Sie: „Längs, unters Fenster. Dann kann man beim Baden rausgucken.“

Er: „Stimmt, das ist gut. Der Wasserdampf macht den Holzfensterrahmen auch bestimmt nichts aus, da kommt ja so moderne wasserabweisende Farbe drauf. ‚Hält ewig‘ schreiben die hier im Katalog. Außer beim Duschen, da würden die Fensterrahmen zuviel Wasser abbekommen. Aber wir baden ja nur. Und das bisschen Kondenswasser kann dann ja an den Wänden runterlaufen, schließlich ist rund um die Badewanne ein zwei Zentimeter breiter Spalt, das ist genug zum Ablaufen, aber klein genug, dass man nicht dahinter kommt zum Putzen. Dann hast du schon weniger Arbeit.“ Sieht seine Frau liebevoll an.

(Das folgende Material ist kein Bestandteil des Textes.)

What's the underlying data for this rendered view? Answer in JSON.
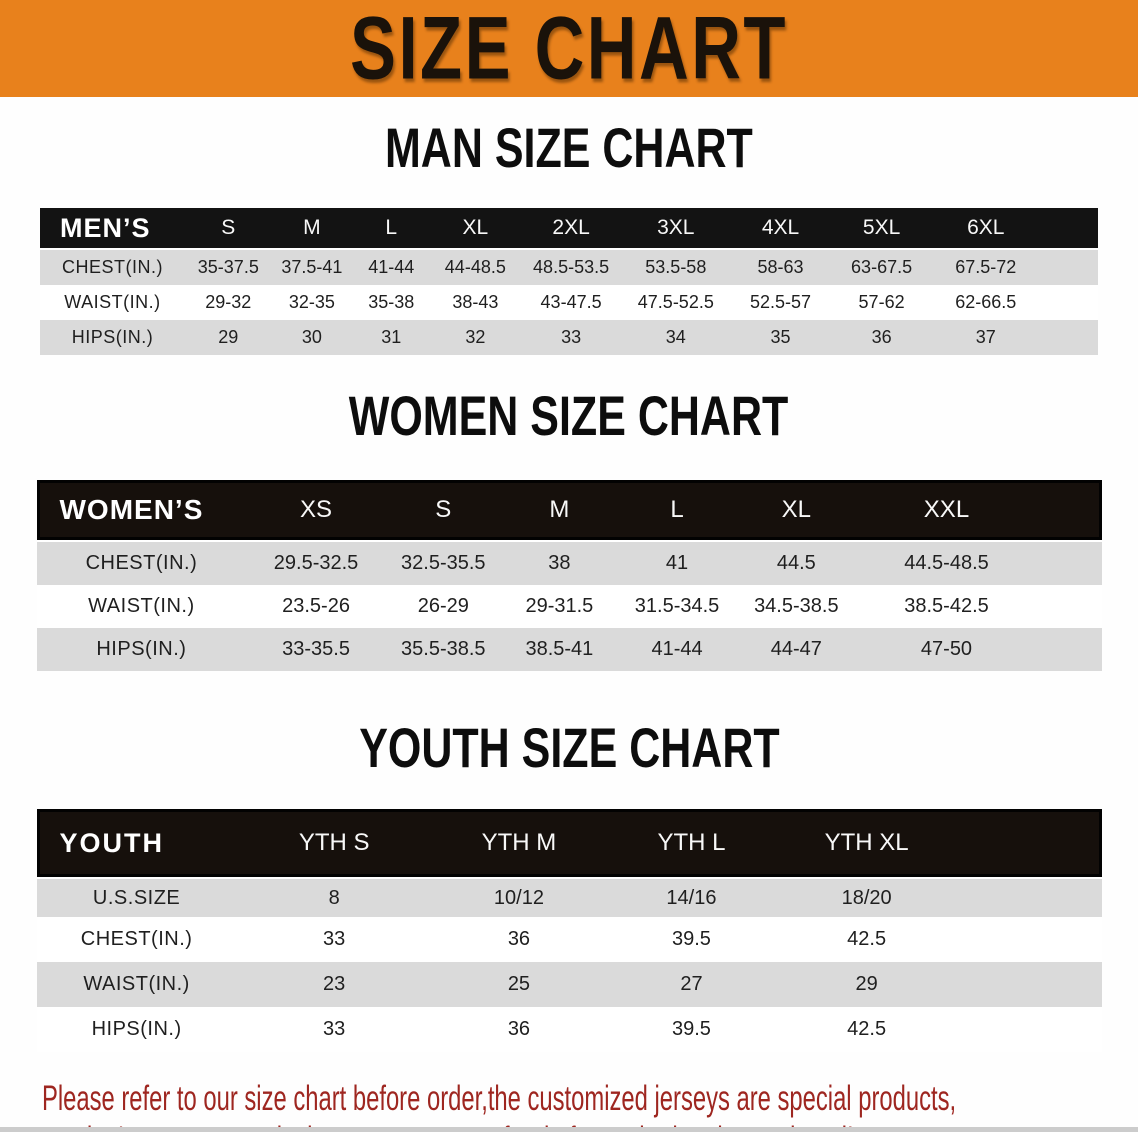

Sie: „Aber man muss doch unter der Wanne putzen können!“

Er: „Ja, kann man ja auch. Unter der Wanne ist ein Spalt von 7 cm, das reicht doch für deine kleinen Hände.“

Sie guckt skeptisch.

Er: „Und zur Not lassen wir das die Katze machen, die passt auf jeden Fall unter die Wanne und kann dort die Staubmäuse fangen.“ Lacht über seinen eigenen Witz.

2. Akt:

Er: „Du brauchst doch morgens immer so lange im Bad… Was hältst du davon, wenn wir eine Extrawand zwischen Toilette und Badezimmer einziehen, dann kann man Badezimmer und Toilette gleichzeitig benutzen.“

Sie: „Aber wir haben doch noch die Gästetoilette.“

Er: „Ja, aber… das ist so weit weg vom Schlafzimmer.“

Sie: „Aber das Bad ist doch nur 5 m2 groß; meinst du nicht, dass eine extra Trennwand das Ganze ein bisschen sehr eng macht?“

Er: „Nein, glaub mir, das ist eine echt knorke Idee!“

Sie: „Aber dann sitzt man doch völlig im Dunkeln!“

Er: „Kein Problem, dann machen wir halt noch ne extra Lampe rein. So eine hübsche, die so gemütliches gelbliches Licht macht, du weißt schon, so wie bei meiner Schwester…“

Sie: „Also ich weiß nicht… da bei der Toilette sind doch auch schon die beiden riesen Einbauschränke, das wird glaub ich wirklich sehr eng.“

Er: „Man könnte die Wand zu einer tragenden Wand machen, wenn dann die Russen kommen und ganz Schweden bombardieren, dann bleibt auf jeden Fall unser Badezimmer ganz.“

Sie: „Hm, das klingt natürlich vernünftig. Aber trotzdem, wird das nicht sehr eng und dunkel…? “

Er: „Also gut, wie wäre es mit einem Kompromiss: wir ziehen die extra Wand zwischen Toilette und Badezimmer ein und überlegen uns dann später, ob wir da eine Tür einsetzen oder ob wir die Tür weglassen.“

Sie: „Na gut, aber die Lampe mit dem gelblichen Licht will ich in jedem Fall!“

3. Akt

Sie: „Liebling, wir haben noch gar nicht über die Wände und den Boden gesprochen. Da gibt es jetzt dieses ganz moderne Zeug, plastmatta heißt das, das ist viel besser als diese ollen Kacheln. Das dichtet ganz toll ab und man kann es ganz einfach verlegen, wie Teppichboden. Und hält ewig, schreiben die hier. Gibts auch für die Wände.“

Er: „Das klingt gut. Wenn das ewig hält, dann sollten wir aber auch was nehmen, was wirklich zeitlos modern ist. Gibt es diese schicke Plastikmatte nicht sogar in verschiedenen Farben?“

Er nimmt den Katalog, blättert zu den Farbkarten und studiert die daumennagelgroßen Farbproben.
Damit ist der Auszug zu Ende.